Floyd Mayweather Jr., Guillermo Rigondeaux, and Lennox Lewis all practised the strategic clinch and used to great effect.
Clinching for Survival
Exhaustion will leave fighter with nothing left in his tank and might lead them to clinch as a last resort. It might be that you have taken too many shots to the head and your body’s response is to cling or clinch to your opponent. The moves allows a fighter to pause and regain some lost clarity and stamina.
Another reason to use clinching is to stop yourself getting continuously pummeled by another boxer. If you are cornered, in a tight spot and need a way to break your opponent’s momentum to get away, clinching can give you that opportunity.
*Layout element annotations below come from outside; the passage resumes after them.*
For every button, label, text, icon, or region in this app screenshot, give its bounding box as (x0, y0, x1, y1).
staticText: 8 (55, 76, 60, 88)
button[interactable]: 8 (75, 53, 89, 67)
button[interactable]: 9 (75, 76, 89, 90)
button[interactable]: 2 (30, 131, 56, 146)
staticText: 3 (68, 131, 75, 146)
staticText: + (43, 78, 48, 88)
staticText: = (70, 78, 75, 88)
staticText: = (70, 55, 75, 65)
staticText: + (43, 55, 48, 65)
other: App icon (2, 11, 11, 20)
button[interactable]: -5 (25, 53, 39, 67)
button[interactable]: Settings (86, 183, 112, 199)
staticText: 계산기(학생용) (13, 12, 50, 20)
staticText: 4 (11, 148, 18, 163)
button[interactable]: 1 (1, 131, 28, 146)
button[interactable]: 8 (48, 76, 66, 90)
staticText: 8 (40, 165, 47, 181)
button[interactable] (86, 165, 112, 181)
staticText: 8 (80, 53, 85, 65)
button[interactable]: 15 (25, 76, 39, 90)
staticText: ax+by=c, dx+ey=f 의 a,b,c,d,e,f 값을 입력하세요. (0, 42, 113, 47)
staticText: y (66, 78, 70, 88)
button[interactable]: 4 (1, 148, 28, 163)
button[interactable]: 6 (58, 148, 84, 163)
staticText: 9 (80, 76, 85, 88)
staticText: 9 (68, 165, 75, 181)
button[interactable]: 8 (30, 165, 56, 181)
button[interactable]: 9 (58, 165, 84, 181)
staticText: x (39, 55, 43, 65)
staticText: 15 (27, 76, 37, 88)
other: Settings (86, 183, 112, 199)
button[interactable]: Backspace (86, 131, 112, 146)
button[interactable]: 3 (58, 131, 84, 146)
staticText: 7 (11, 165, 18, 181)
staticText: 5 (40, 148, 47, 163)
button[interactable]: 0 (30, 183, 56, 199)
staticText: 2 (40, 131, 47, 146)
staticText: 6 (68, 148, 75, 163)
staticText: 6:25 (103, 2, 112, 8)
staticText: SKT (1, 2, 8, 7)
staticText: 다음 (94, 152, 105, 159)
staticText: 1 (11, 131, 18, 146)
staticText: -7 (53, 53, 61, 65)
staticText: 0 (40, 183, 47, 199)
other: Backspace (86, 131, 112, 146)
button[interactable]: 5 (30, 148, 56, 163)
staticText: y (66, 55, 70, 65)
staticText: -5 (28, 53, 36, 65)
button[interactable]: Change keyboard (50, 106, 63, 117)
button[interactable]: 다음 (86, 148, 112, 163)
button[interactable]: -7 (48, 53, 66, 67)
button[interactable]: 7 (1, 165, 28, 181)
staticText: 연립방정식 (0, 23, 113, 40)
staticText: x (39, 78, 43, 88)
Practicing clinching becomes necessary in sparring training so you can learn to either use or defend against it in various positions or situations. This will give you an understanding of when to execute clinching the ring and when not to.
“TIP: Clinching can keep you from losing, but you can’t clinch your way to a win.”
How to Clinch in Boxing?
One goal. Tie up your opponent.
For the reasons mentioned above, you need to capture both opponents arms under your own. At this point you then put your forehead on their shoulder and hold tight while leaning as much of your weight on them as possible. Like a big heavy bear hug, this prevents them from punching and lifting their arms.
The trick? Move in to your opponent with conviction and a sense of purpose, then tie their arms up quickly and with authority until the referee forcefully separates you.
Serves two purposes, clincing gives you a bit of rest and second but more importantly, it makes your opponent work harder.
Quickfire How to Clinch:
- Have your guard high and elbows close together (vital)
- Move towards your opponent with conviction
- Quickly hook both arms of your opponent just above the elbows
- Immediately pull him in close enough to share sweat
- Lean on them and do not let him open the distance
- Keep his lead leg between your legs
- Use his movement to balance yourself
Once the clinch is locked in make a conscious effort to control your energy output. Rest and focus on your breathing.
When you are leaning it’s important that your head is pushed hard and consistently on your opponent’s collarbone. Staying firmly attached in this position and not allowing the slightest opening between your head and their shoulder reduces the risk of an accidental head butt or shoulder to the face. Doing the clinch properly will reduce the risk of injuries.
When performing this move, for either strategy or survival, try to execute the move in different situations so your actions don’t become predictable.
The clinch should ultimately disrupt your opponent so mix it up – along the ropes, during attack or defence, in the centre or corner of the ring – be conscious of developing a habit or pattern that can be anticipated.
Don’t think you are going to be able to do this for long. In boxing it’s against the rules to hold or tie up your opponent and the referee will break you apart – but it can be just enough of a break if you are getting destroyed and need to stop the onslaught.
Knowing when best to execute a clinch to derail your opponent’s mental process is essential to having a good clinch game.
“ TIP: Performing a clinch drains a lot of energy and takes more effort than it would to simply get out of the path. So use it sparingly and strategically.
Whether you use it in your strategy or not, learning how to clinch is vital for sportsman who are aiming to become a competitive boxers.